The president isn’t the only politician drawing a link between violent video games and actual violence House Minority Leader Kevin McCarthy and Texas Lt. Gov. Dan Patrick told Fox & Friends that they, too, believe there’s a link between playing violent games and committing violent acts.
Former vice president and Democratic presidential hopeful Joe Biden told CNN’s Anderson Cooper that “It is not healthy to have these games teaching the kids the dispassionate notion that you can shoot somebody and just, you know, sort of blow their brains out,” but he added that “it’s not in and of itself the reason why we have this carnage on our streets.”
I can understand why politicians are worried about these games.

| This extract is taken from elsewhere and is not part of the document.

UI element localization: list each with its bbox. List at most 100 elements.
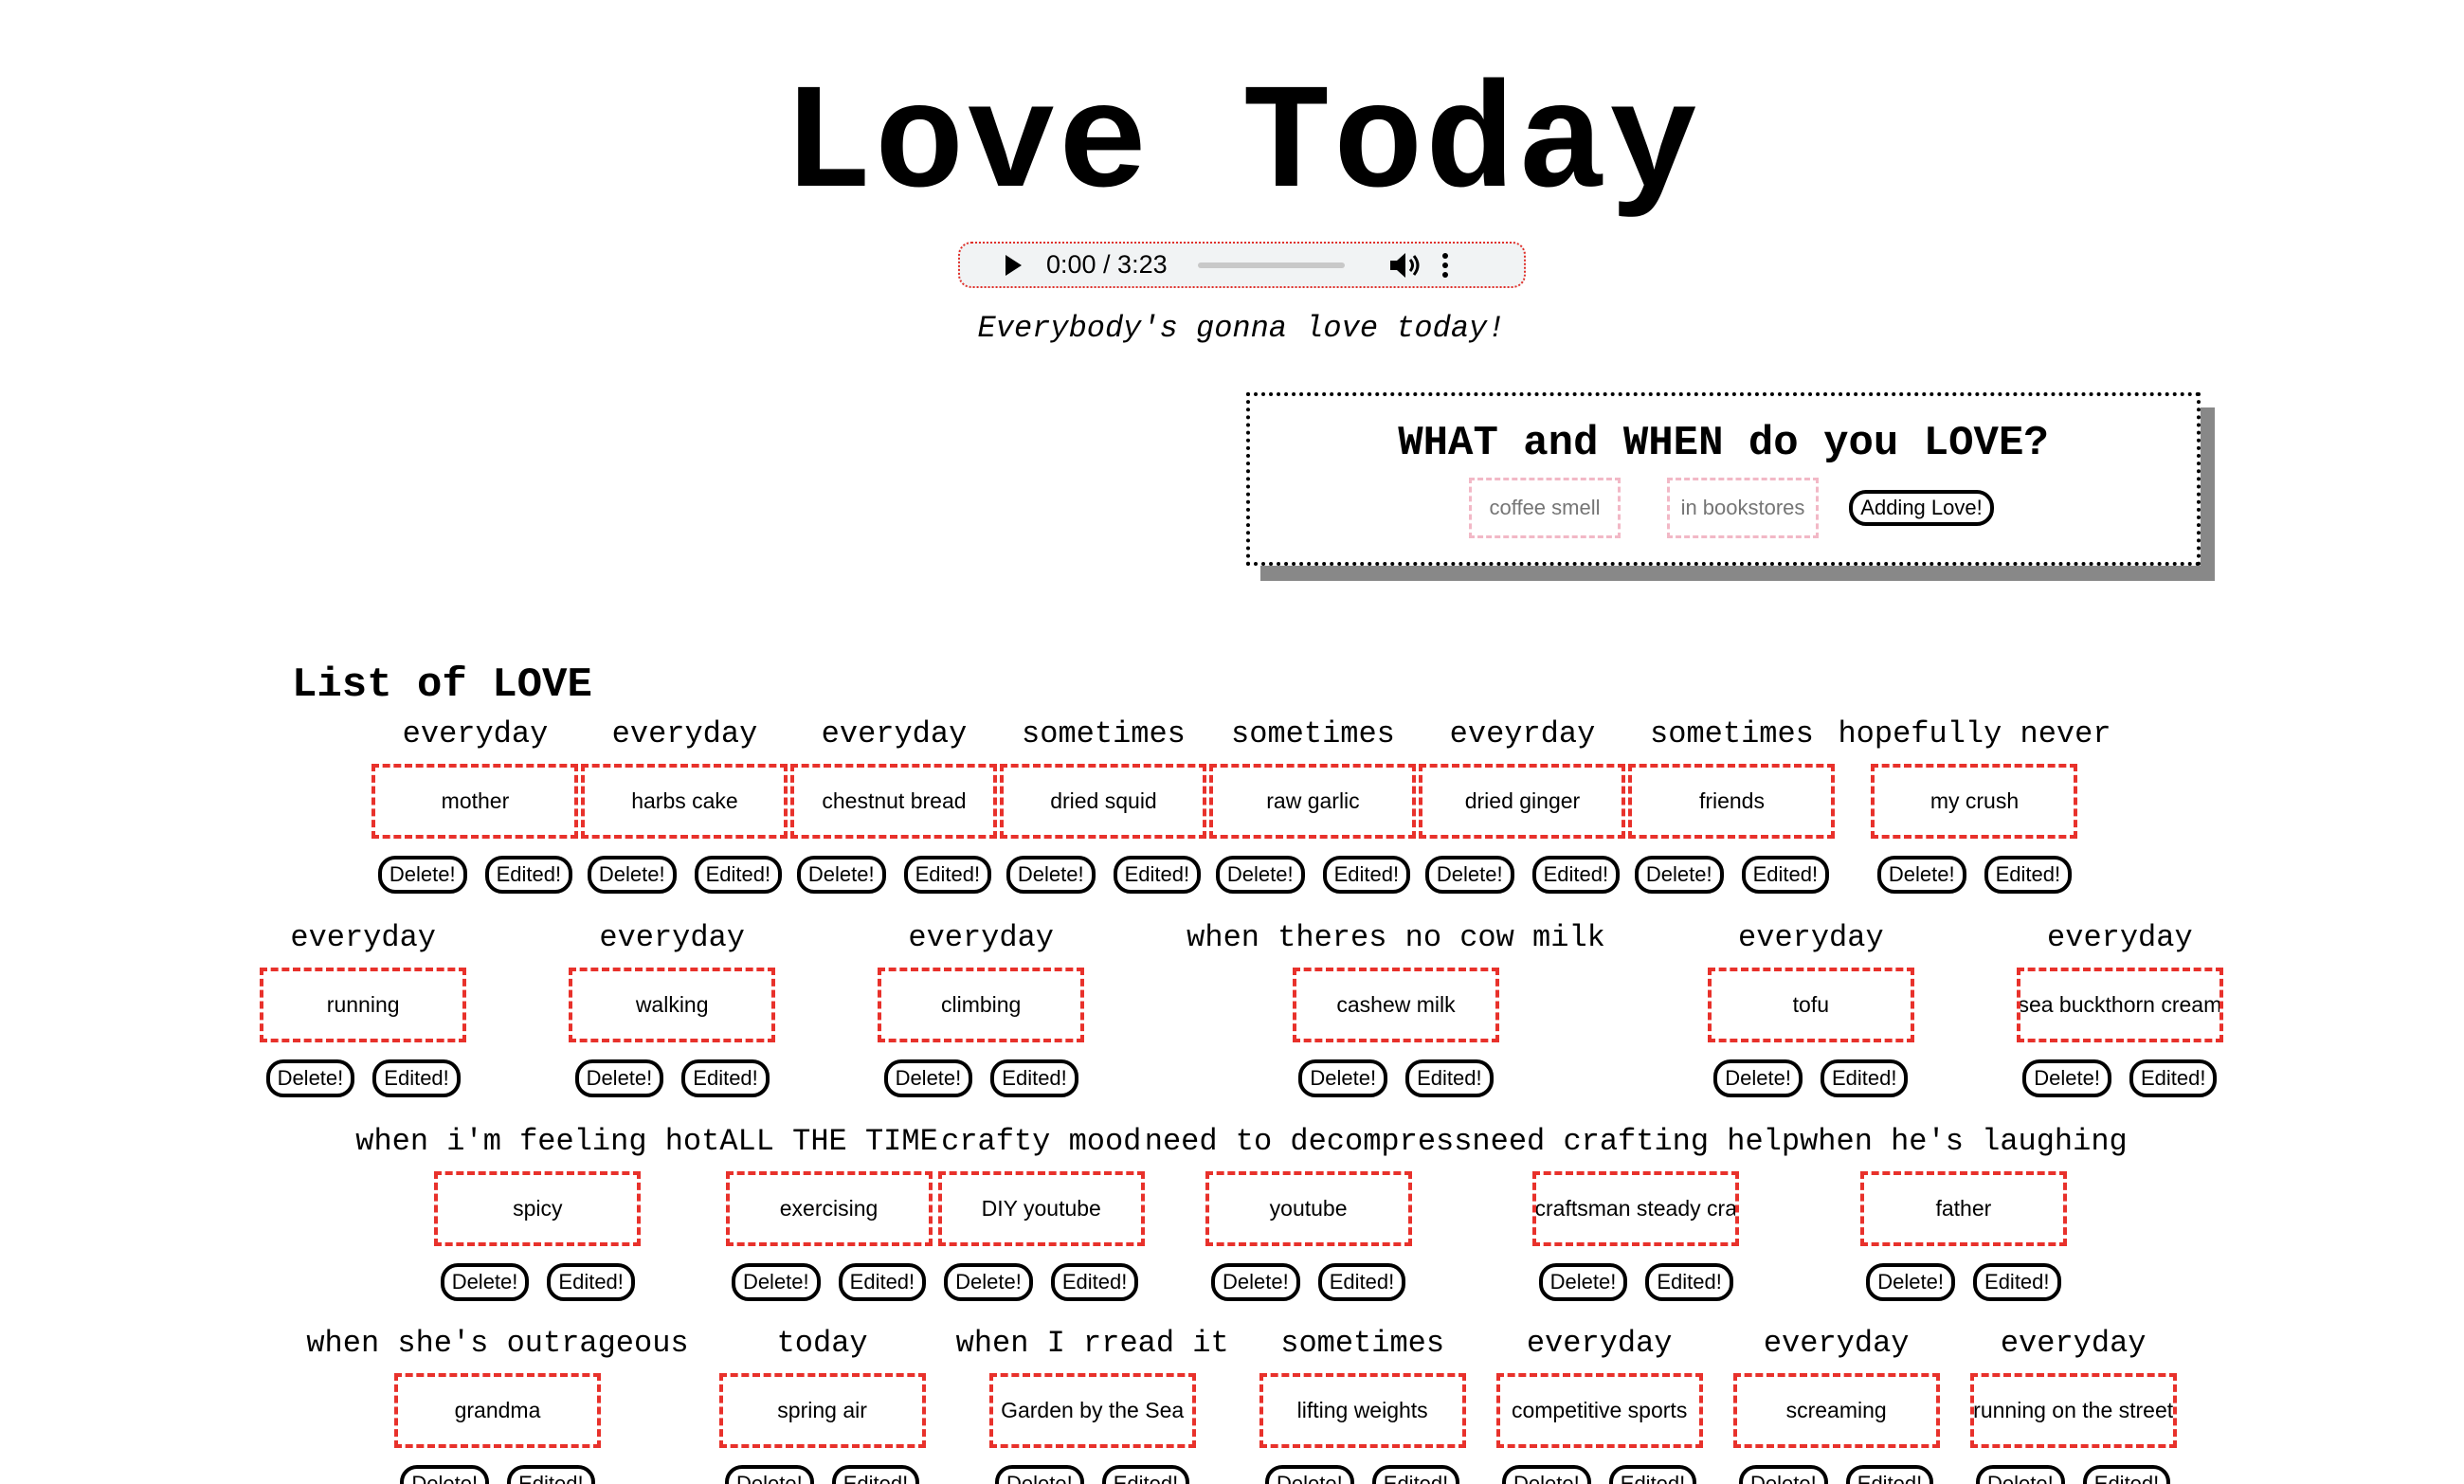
delete-button[interactable]: Delete! [265,1059,355,1097]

There is some research that media can affect attitudes and The American Psychological Association did report that “research demonstrates a consistent relation between violent video game use and increases in aggressive behavior.” But the organization “identified a number of limitations in the research that require further study, and acknowledged that such aggression doesn’t typically lead to violence. The APA also said that further research needs to “look at the effects of video game play in people at risk for aggression or violence due to a combination of risk factors. For example, how do depression or delinquency interact with violent video game use?”
As it turns out, there is a lot of research on this issue and most of it found no meaningful link between playing violent video games and committing acts of violence. Sure, there are murderers who are among the roughly 90% of young men who had played violent video games, but the vast majority of those young men never act out. And there is no clear indication that those who do commit violent crimes were influenced by playing those games.
But even the APA’s limited findings, according to two leading researchers, Dr. Christopher Ferguson and Andrew K. Przybylski are subject to question.
In a 2019 research report in the journal Royal Society Open Science Przybylski found that “Violent video game engagement is not associated with adolescents’ aggressive behavior.” In an email interview he elaborated, “We didn’t find evidence that supported the idea that especially high levels of violent video game had different effects than moderate play. Instead we found that both simple and more complex correlations between violent gaming and aggressive behavior did not exist.”
Christopher J. Ferguson and C. K. John Wang reached similar conclusions in their study, “Aggressive Video Games are Not a Risk Factor for Future Aggression in Youth: A Longitudinal Study.”
In an interview, Chris Ferguson, who is a professor of psychology at Stetson University in Deland, Florida, said that “We’ve done a number of studies looking at long-term outcomes with kids, including one with over 3,000 youth in Singapore. “From these long-term outcome studies, it’s very clear that playing violent video games is not a risk factor for assaultive behavior, lack of helpingness, lack of empathy.” He said that playing video games is not a predictor of crime. He said there could be cases where playing violent video games could lead to “aggression,” but that it’s typically very mild aggression – more like pranks than anything dangerous. He joked that watching Full House “actually makes me very angry because I just hate that show.”
Given the vast number of young men who have played violent video games there is, of course,a correlation between playing those games and violence, just as there is a correlation between drinking milk as a child and violence. Most people who commit violence drank milk but most people who drank milk didn’t commit violence.
As per attitudes toward violent games, a 2016 study by Andrew K. Przybylski and Netta Weinstein found that “controlling for participant age and gender, direct game experience was linked to lower negative attitudes,” adding that direct experience with video game mitigates the belief that it contributes to mass-shootings.
Having said this, I still think parents should pay attention to the games their children play and only allow them to play games that are age appropriate.
Even if a violent game won’t turn an otherwise law-abiding citizen into a mass murderer, it can still be upsetting and inappropriate depending on the age and maturity of the child.
Parents can find game ratings from the Entertainment Rating Software Board. Categories include Everyone, Everyone 10+, Teen, Mature 17+ and Adults Only 18+. I also recommend reading reviews, including the excellent reviews by Common Sense Media and, whenever possible, playing the game with your child or teen or at least observing them playing the game.
Larry Magid is a tech journalist and internet safety activist.